Alternative imaging when MRI unavailable: Low-dose CT is reasonable, particularly for evaluating structural lesions and erosions 6. Dual-energy CT with virtual non-calcium images can depict bone marrow edema 6. Avoid scintigraphy due to lack of specificity 5.
Laboratory Testing
- HLA-B27: Found in 74-89% of axial spondyloarthritis but only 25-75% of IBD patients with ankylosing spondylitis and 7-15% with isolated sacroiliitis 2, 3. HLA-B27 is unreliable as a diagnostic test in IBD patients due to lower prevalence than idiopathic ankylosing spondylitis 2, 3
- ESR: Elevated in only 50% of ankylosing spondylitis patients, limiting utility 1
- CRP: May be elevated but not consistently 2
Differential Diagnosis
Must exclude 2:
- Infectious osteomyelitis: Fever, chills, presumable port of entry, solitary lesion, significantly elevated CRP/ESR, bacteremia
- Psoriatic arthritis: Psoriasis, nail dystrophy, dactylitis, juxta-articular new bone formation
- Rheumatoid arthritis: Symmetrical polyarthritis, anti-CCP or RF positivity
- Osteoarthritis: Older onset, subchondral sclerosis, osteophytes
- Septic sacroiliitis: Spread to muscles on MRI 5
Treatment
Initial Management
All patients with confirmed sacroiliitis should be referred to rheumatology for structured exercise program and subspecialist management 2, 1.

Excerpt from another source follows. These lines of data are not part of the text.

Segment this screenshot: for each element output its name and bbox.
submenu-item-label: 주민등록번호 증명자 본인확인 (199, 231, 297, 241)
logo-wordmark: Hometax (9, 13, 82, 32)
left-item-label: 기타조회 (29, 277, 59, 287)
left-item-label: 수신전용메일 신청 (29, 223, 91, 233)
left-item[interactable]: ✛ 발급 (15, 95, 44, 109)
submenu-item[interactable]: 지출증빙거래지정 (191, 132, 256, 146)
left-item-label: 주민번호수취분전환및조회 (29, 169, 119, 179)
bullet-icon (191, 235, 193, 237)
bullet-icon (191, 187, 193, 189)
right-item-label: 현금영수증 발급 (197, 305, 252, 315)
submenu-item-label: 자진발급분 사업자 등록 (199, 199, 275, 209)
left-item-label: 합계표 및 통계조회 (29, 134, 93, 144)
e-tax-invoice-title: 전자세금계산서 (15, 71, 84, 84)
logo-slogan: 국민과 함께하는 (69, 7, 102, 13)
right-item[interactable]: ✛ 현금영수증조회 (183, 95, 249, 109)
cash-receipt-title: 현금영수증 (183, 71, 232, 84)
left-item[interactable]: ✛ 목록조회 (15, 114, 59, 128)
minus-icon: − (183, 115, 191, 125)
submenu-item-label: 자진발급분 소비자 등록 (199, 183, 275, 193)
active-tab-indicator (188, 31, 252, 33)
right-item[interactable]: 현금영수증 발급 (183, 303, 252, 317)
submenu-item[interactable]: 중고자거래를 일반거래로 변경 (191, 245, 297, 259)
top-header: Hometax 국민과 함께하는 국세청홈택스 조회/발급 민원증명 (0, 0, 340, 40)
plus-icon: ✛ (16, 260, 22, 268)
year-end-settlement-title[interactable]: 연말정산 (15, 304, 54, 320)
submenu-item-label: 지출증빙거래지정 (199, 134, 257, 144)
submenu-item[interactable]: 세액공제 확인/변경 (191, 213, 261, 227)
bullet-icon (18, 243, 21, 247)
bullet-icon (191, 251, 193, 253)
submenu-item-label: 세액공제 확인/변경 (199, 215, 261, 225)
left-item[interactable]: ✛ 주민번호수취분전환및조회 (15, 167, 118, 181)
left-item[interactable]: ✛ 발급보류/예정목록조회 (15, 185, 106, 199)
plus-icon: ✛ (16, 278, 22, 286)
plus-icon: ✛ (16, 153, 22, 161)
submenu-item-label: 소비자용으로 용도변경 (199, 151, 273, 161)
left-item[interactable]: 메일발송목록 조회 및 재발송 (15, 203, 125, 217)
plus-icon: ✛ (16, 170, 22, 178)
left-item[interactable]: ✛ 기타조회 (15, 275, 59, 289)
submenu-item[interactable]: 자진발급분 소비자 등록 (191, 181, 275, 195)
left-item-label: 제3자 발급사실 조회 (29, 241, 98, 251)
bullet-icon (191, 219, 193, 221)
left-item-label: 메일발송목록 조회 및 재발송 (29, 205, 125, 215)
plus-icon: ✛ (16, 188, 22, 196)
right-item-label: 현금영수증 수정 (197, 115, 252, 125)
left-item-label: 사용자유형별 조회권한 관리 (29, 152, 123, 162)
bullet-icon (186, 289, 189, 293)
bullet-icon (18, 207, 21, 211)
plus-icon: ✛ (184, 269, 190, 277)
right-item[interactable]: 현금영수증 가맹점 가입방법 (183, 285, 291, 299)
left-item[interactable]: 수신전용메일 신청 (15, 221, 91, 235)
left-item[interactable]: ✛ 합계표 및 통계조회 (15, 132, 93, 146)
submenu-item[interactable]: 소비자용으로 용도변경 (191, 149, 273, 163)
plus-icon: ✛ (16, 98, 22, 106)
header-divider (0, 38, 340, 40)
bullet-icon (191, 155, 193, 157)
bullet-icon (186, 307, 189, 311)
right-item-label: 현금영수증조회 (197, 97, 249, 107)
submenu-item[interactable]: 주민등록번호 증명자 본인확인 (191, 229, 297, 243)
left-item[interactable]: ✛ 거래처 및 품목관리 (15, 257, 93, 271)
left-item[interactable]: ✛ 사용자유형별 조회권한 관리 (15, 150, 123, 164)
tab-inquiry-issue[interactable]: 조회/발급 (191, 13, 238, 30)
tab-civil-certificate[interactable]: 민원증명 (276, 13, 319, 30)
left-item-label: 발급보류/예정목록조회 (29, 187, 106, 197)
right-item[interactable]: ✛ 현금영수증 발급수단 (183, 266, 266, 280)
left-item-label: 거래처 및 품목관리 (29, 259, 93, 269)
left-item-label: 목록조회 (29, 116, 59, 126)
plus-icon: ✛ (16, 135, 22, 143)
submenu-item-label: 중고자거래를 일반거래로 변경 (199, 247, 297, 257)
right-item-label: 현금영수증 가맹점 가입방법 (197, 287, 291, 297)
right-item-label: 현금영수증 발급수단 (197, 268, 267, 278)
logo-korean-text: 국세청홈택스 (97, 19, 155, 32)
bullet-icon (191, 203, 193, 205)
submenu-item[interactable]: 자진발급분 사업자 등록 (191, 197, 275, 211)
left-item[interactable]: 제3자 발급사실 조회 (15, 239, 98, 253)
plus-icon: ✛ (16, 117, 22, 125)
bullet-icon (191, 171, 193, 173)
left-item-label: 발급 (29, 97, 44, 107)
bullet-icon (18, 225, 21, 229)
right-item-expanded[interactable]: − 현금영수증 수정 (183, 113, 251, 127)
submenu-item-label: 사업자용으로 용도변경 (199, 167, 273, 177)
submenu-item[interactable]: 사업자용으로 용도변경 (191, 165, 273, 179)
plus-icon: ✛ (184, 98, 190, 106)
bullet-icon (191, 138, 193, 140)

First-line pharmacologic treatment is NSAIDs at the lowest effective dose 2:
- Trial for 2-4 weeks 2
- If ineffective, switch to another NSAID 2
- NSAIDs are conditionally recommended as adjunct therapy 2
- Consider adding hydrotherapy for pain 2
Disease-Modifying Therapy
For active sacroiliitis, initiate DMARDs before biologics in most patients 2:
- Methotrexate is preferred over leflunomide or sulfasalazine 2
- Subcutaneous methotrexate preferred over oral formulation 2
- Sulfasalazine may be used, particularly in IBD-associated disease 2
Escalate to biologic therapy if inadequate response to DMARDs:
- TNF inhibitors are the primary biologic option for refractory disease 2
- Secukinumab (IL-17A inhibitor) is FDA-approved for ankylosing spondylitis and non-radiographic axial spondyloarthritis 7:
Adjunctive Therapies
- Intraarticular corticosteroids conditionally recommended as adjunct 2
- Triamcinolone hexacetonide strongly preferred over triamcinolone acetonide for injections 2
- Bridging oral corticosteroids (<3 months) conditionally recommended during DMARD initiation in high disease activity 2
Interventional Options for Refractory Cases
For mechanical SI joint pain not responding to medical management 8:
- Corticosteroid injections
- Prolotherapy
- Radiofrequency ablation
- SI joint fusion surgery (last resort)
Monitoring and Complications
Screen for acute anterior uveitis: Immediate ophthalmology referral for eye pain or redness 2. Uveitis is more common in women with spondyloarthritis 2.
Multidisciplinary management: Complex extra-intestinal manifestations should be discussed in multidisciplinary team meetings 2.